I’ve been waiting for a race proponent to answer this question for years. Normally they dodge and weave and avoid answering. Thank you for being honest
Now we can finally play ball.
Can you please tell us what phenotypic characters are shared by Mandela, Ghaddafi and Saddat that enabled you to place them in the same race? And when you have done that, can you tell use what the genotypic basis of the cluster is?
You also claimed that races must genetically isolated.

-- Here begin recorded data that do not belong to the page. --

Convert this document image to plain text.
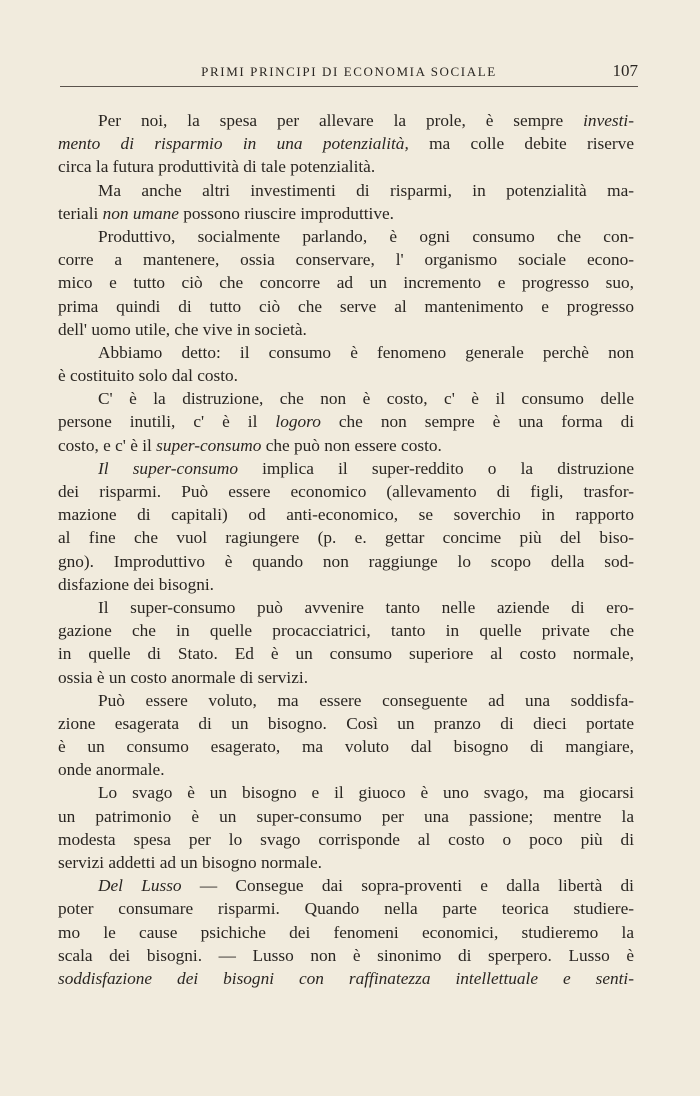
PRIMI PRINCIPI DI ECONOMIA SOCIALE	107
Per noi, la spesa per allevare la prole, è sempre investi-
mento di risparmio in una potenzialità, ma colle debite riserve
circa la futura produttività di tale potenzialità.
Ma anche altri investimenti di risparmi, in potenzialità ma-
teriali non umane possono riuscire improduttive.
Produttivo, socialmente parlando, è ogni consumo che con-
corre a mantenere, ossia conservare, l' organismo sociale econo-
mico e tutto ciò che concorre ad un incremento e progresso suo,
prima quindi di tutto ciò che serve al mantenimento e progresso
dell' uomo utile, che vive in società.
Abbiamo detto: il consumo è fenomeno generale perchè non
è costituito solo dal costo.
C' è la distruzione, che non è costo, c' è il consumo delle
persone inutili, c' è il logoro che non sempre è una forma di
costo, e c' è il super-consumo che può non essere costo.
Il super-consumo implica il super-reddito o la distruzione
dei risparmi. Può essere economico (allevamento di figli, trasfor-
mazione di capitali) od anti-economico, se soverchio in rapporto
al fine che vuol ragiungere (p. e. gettar concime più del biso-
gno). Improduttivo è quando non raggiunge lo scopo della sod-
disfazione dei bisogni.
Il super-consumo può avvenire tanto nelle aziende di ero-
gazione che in quelle procacciatrici, tanto in quelle private che
in quelle di Stato. Ed è un consumo superiore al costo normale,
ossia è un costo anormale di servizi.
Può essere voluto, ma essere conseguente ad una soddisfa-
zione esagerata di un bisogno. Così un pranzo di dieci portate
è un consumo esagerato, ma voluto dal bisogno di mangiare,
onde anormale.
Lo svago è un bisogno e il giuoco è uno svago, ma giocarsi
un patrimonio è un super-consumo per una passione; mentre la
modesta spesa per lo svago corrisponde al costo o poco più di
servizi addetti ad un bisogno normale.
Del Lusso — Consegue dai sopra-proventi e dalla libertà di
poter consumare risparmi. Quando nella parte teorica studiere-
mo le cause psichiche dei fenomeni economici, studieremo la
scala dei bisogni. — Lusso non è sinonimo di sperpero. Lusso è
soddisfazione dei bisogni con raffinatezza intellettuale e senti-
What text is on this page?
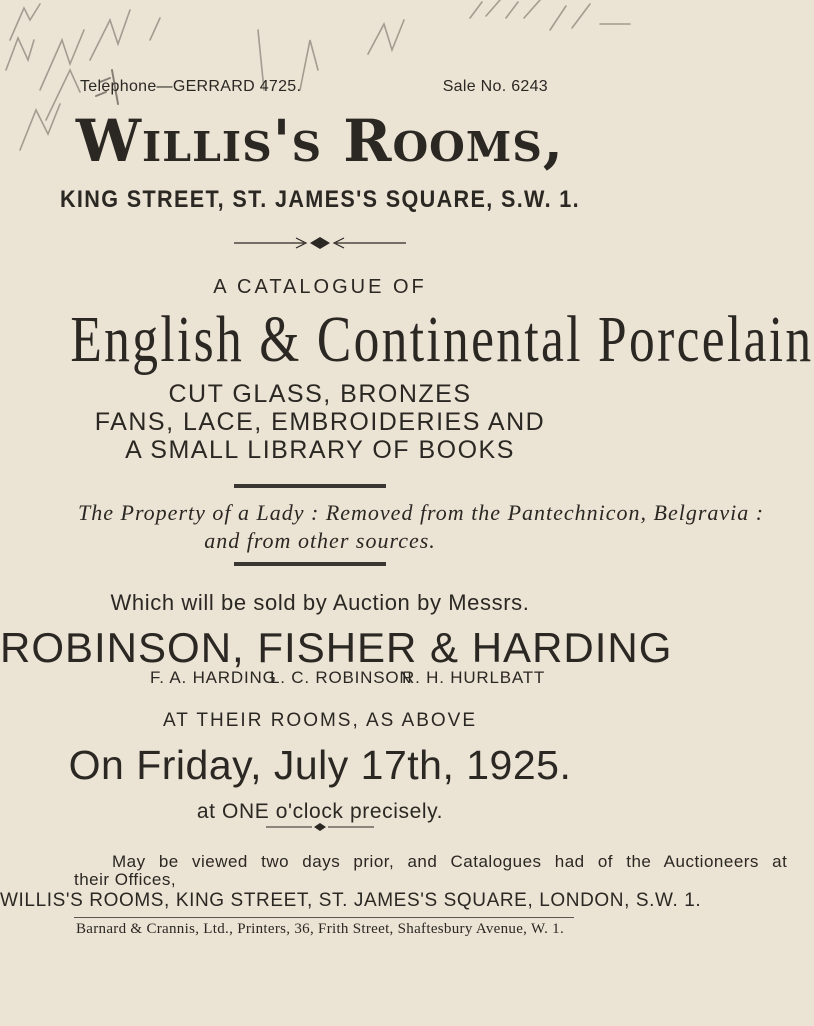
Telephone—GERRARD 4725.	Sale No. 6243
Willis's Rooms,
KING STREET, ST. JAMES'S SQUARE, S.W. 1.
A CATALOGUE OF
English & Continental Porcelain
CUT GLASS, BRONZES
FANS, LACE, EMBROIDERIES AND
A SMALL LIBRARY OF BOOKS
The Property of a Lady : Removed from the Pantechnicon, Belgravia :
and from other sources.
Which will be sold by Auction by Messrs.
ROBINSON, FISHER & HARDING
F. A. HARDING
L. C. ROBINSON
R. H. HURLBATT
AT THEIR ROOMS, AS ABOVE
On Friday, July 17th, 1925.
at ONE o'clock precisely.
May be viewed two days prior, and Catalogues had of the Auctioneers at
their Offices,
WILLIS'S ROOMS, KING STREET, ST. JAMES'S SQUARE, LONDON, S.W. 1.
Barnard & Crannis, Ltd., Printers, 36, Frith Street, Shaftesbury Avenue, W. 1.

Can you please tell use how Egypt has managed to remain genetically isolated fom Israel/Palestine, and how Libya has remained isolated from Spain, and present us with your evidence that this is the case?
Because your entire position hinges on your claims that races are genotpyically distinct, phenotypically distinct and genetically isolated.
Now that you have named two races for us I look forward to seeing your evidence that theyare indeed genotpyically distinct, phenotypically distinct and genetically isolated.
Then we can start working oin the much more difficult case: the fact that Ghandi, Yeltsin and Arafat are apparently more gentically and phenotypically similar to each other than Arafat is to Sadat. That’s gonna take some doing I can tell you.
Rosenberg got clustering on various populations. The various populations were still clinal in nature. If you want to use the word “race” to identify a population and list several hundreds of races in the world, that would match the data, but it would not match the meaning of the word “race” as it is used either popularly or, previously, among scientists.